The war on inflation
If you’re tired of reading about inflation, interest rates and central banks, we have some bad news for you. It remains front and centre to the market outlook for the foreseeable future.
To paraphrase Leon Trotsky’s famous (but incorrectly attributed) comment about war: you might not be interested in inflation, but inflation is interested in you.

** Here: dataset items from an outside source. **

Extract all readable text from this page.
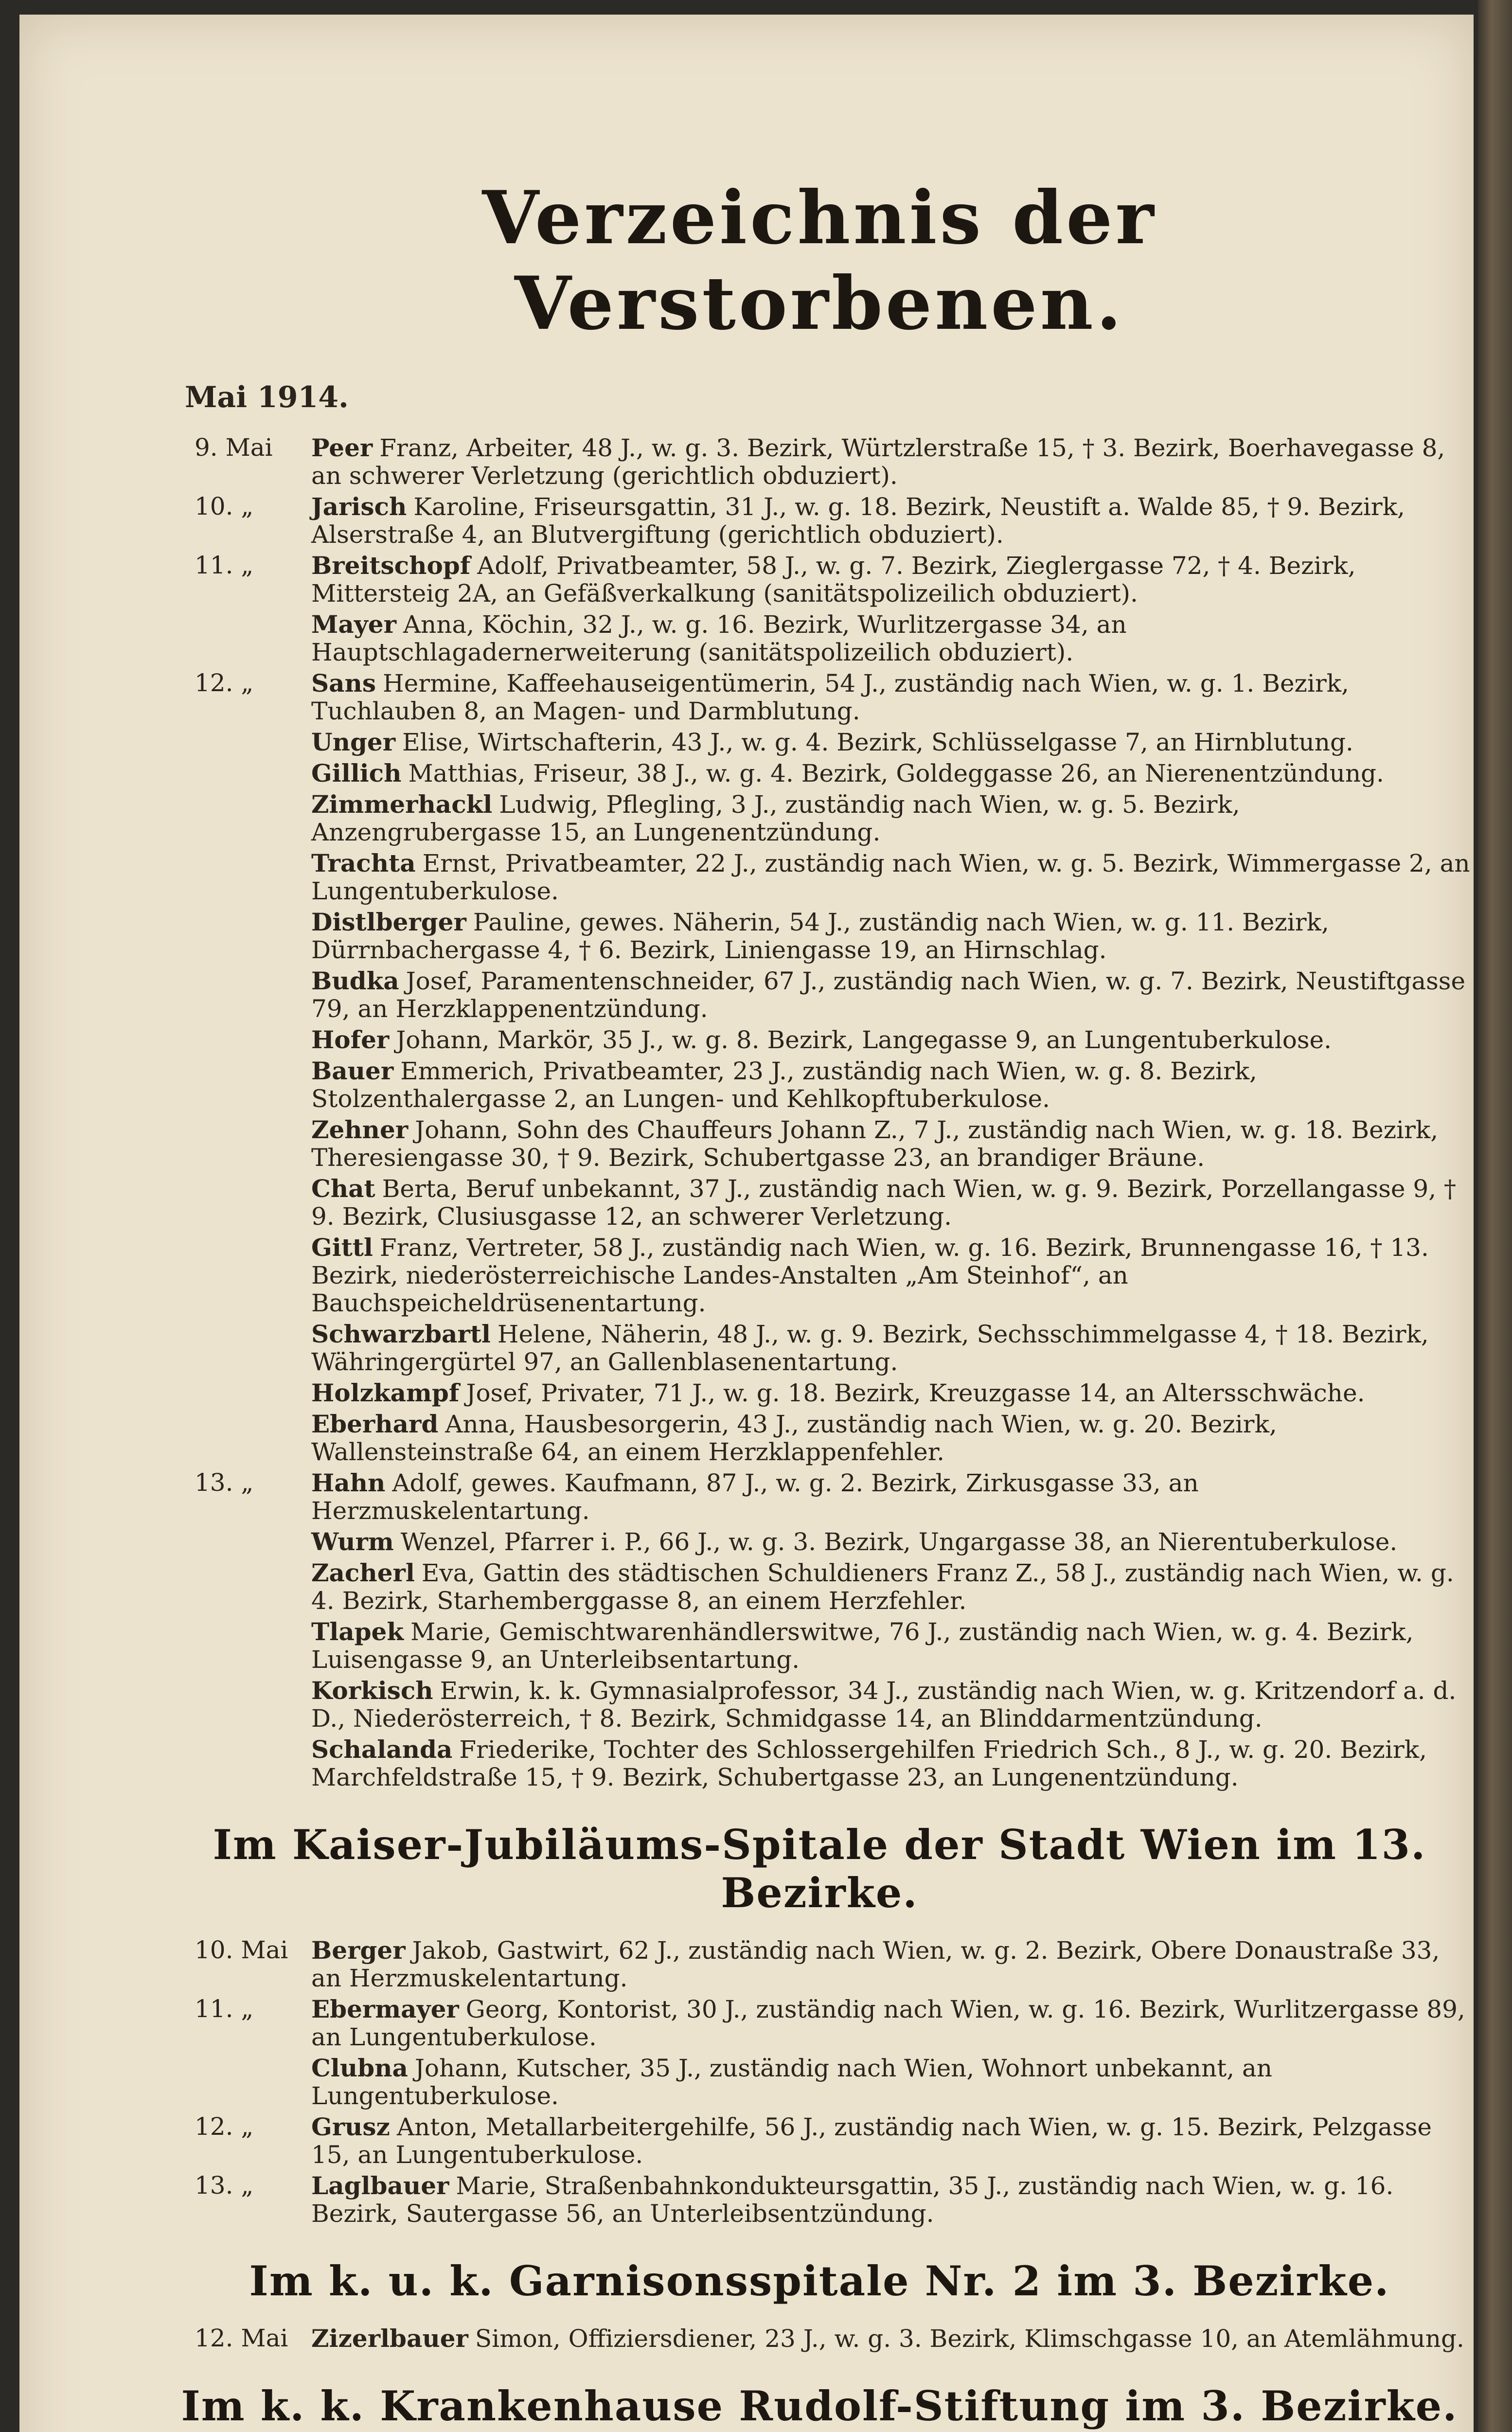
Verzeichnis der Verstorbenen.
Mai 1914.
9. Mai	Peer Franz, Arbeiter, 48 J., w. g. 3. Bezirk, Würtzlerstraße 15, † 3. Bezirk, Boerhavegasse 8, an schwerer Verletzung (gerichtlich obduziert).
10. „	Jarisch Karoline, Friseursgattin, 31 J., w. g. 18. Bezirk, Neustift a. Walde 85, † 9. Bezirk, Alserstraße 4, an Blutvergiftung (gerichtlich obduziert).
11. „	Breitschopf Adolf, Privatbeamter, 58 J., w. g. 7. Bezirk, Zieglergasse 72, † 4. Bezirk, Mittersteig 2A, an Gefäßverkalkung (sanitätspolizeilich obduziert).
Mayer Anna, Köchin, 32 J., w. g. 16. Bezirk, Wurlitzergasse 34, an Hauptschlagadernerweiterung (sanitätspolizeilich obduziert).
12. „	Sans Hermine, Kaffeehauseigentümerin, 54 J., zuständig nach Wien, w. g. 1. Bezirk, Tuchlauben 8, an Magen- und Darmblutung.
Unger Elise, Wirtschafterin, 43 J., w. g. 4. Bezirk, Schlüsselgasse 7, an Hirnblutung.
Gillich Matthias, Friseur, 38 J., w. g. 4. Bezirk, Goldeggasse 26, an Nierenentzündung.
Zimmerhackl Ludwig, Pflegling, 3 J., zuständig nach Wien, w. g. 5. Bezirk, Anzengrubergasse 15, an Lungenentzündung.
Trachta Ernst, Privatbeamter, 22 J., zuständig nach Wien, w. g. 5. Bezirk, Wimmergasse 2, an Lungentuberkulose.
Distlberger Pauline, gewes. Näherin, 54 J., zuständig nach Wien, w. g. 11. Bezirk, Dürrnbachergasse 4, † 6. Bezirk, Liniengasse 19, an Hirnschlag.
Budka Josef, Paramentenschneider, 67 J., zuständig nach Wien, w. g. 7. Bezirk, Neustiftgasse 79, an Herzklappenentzündung.
Hofer Johann, Markör, 35 J., w. g. 8. Bezirk, Langegasse 9, an Lungentuberkulose.
Bauer Emmerich, Privatbeamter, 23 J., zuständig nach Wien, w. g. 8. Bezirk, Stolzenthalergasse 2, an Lungen- und Kehlkopftuberkulose.
Zehner Johann, Sohn des Chauffeurs Johann Z., 7 J., zuständig nach Wien, w. g. 18. Bezirk, Theresiengasse 30, † 9. Bezirk, Schubertgasse 23, an brandiger Bräune.
Chat Berta, Beruf unbekannt, 37 J., zuständig nach Wien, w. g. 9. Bezirk, Porzellangasse 9, † 9. Bezirk, Clusiusgasse 12, an schwerer Verletzung.
Gittl Franz, Vertreter, 58 J., zuständig nach Wien, w. g. 16. Bezirk, Brunnengasse 16, † 13. Bezirk, niederösterreichische Landes-Anstalten „Am Steinhof“, an Bauchspeicheldrüsenentartung.
Schwarzbartl Helene, Näherin, 48 J., w. g. 9. Bezirk, Sechsschimmelgasse 4, † 18. Bezirk, Währingergürtel 97, an Gallenblasenentartung.
Holzkampf Josef, Privater, 71 J., w. g. 18. Bezirk, Kreuzgasse 14, an Altersschwäche.
Eberhard Anna, Hausbesorgerin, 43 J., zuständig nach Wien, w. g. 20. Bezirk, Wallensteinstraße 64, an einem Herzklappenfehler.
13. „	Hahn Adolf, gewes. Kaufmann, 87 J., w. g. 2. Bezirk, Zirkusgasse 33, an Herzmuskelentartung.
Wurm Wenzel, Pfarrer i. P., 66 J., w. g. 3. Bezirk, Ungargasse 38, an Nierentuberkulose.
Zacherl Eva, Gattin des städtischen Schuldieners Franz Z., 58 J., zuständig nach Wien, w. g. 4. Bezirk, Starhemberggasse 8, an einem Herzfehler.
Tlapek Marie, Gemischtwarenhändlerswitwe, 76 J., zuständig nach Wien, w. g. 4. Bezirk, Luisengasse 9, an Unterleibsentartung.
Korkisch Erwin, k. k. Gymnasialprofessor, 34 J., zuständig nach Wien, w. g. Kritzendorf a. d. D., Niederösterreich, † 8. Bezirk, Schmidgasse 14, an Blinddarmentzündung.
Schalanda Friederike, Tochter des Schlossergehilfen Friedrich Sch., 8 J., w. g. 20. Bezirk, Marchfeldstraße 15, † 9. Bezirk, Schubertgasse 23, an Lungenentzündung.
Im Kaiser-Jubiläums-Spitale der Stadt Wien im 13. Bezirke.
10. Mai Berger Jakob, Gastwirt, 62 J., zuständig nach Wien, w. g. 2. Bezirk, Obere Donaustraße 33, an Herzmuskelentartung.
11. „	Ebermayer Georg, Kontorist, 30 J., zuständig nach Wien, w. g. 16. Bezirk, Wurlitzergasse 89, an Lungentuberkulose.
Clubna Johann, Kutscher, 35 J., zuständig nach Wien, Wohnort unbekannt, an Lungentuberkulose.
12. „	Grusz Anton, Metallarbeitergehilfe, 56 J., zuständig nach Wien, w. g. 15. Bezirk, Pelzgasse 15, an Lungentuberkulose.
13. „	Laglbauer Marie, Straßenbahnkondukteursgattin, 35 J., zuständig nach Wien, w. g. 16. Bezirk, Sautergasse 56, an Unterleibsentzündung.
Im k. u. k. Garnisonsspitale Nr. 2 im 3. Bezirke.
12. Mai Zizerlbauer Simon, Offiziersdiener, 23 J., w. g. 3. Bezirk, Klimschgasse 10, an Atemlähmung.
Im k. k. Krankenhause Rudolf-Stiftung im 3. Bezirke.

After two decades of low and stable core inflation in developed countries, inflation exploded higher in 2021. Central banks were initially uncertain how to respond. It appeared that inflation was due to pandemic-related supply disruptions, and monetary policy cannot improve supply. It cannot drive trucks, pump oil, grow wheat or stack shelves. However, by the start of this year, it was clear that there was a strong demand-led element to inflation in rich countries. And as the year has progressed, this has become much more evident as services inflation continues to rise, while many supply chains are increasingly unclogging. Managing demand is a familiar battlefield for central banks. The way to lower demand is to raise interest rates, and they’ve done so aggressively this year.
The most important central bank is the US Federal Reserve (the Fed) since the US dollar is by far the dominant currency in global banking, trade, and financial markets. It hiked its policy rate range by 75 basis points to 3.7% to 4% last week, from near-zero levels at the start of the year. This was widely expected so the question investors are grappling with is whereto next? The Fed will probably slow the pace of hiking to 50 and then 25 basis points increments, but more important is where rates will settle and how long they will stay there.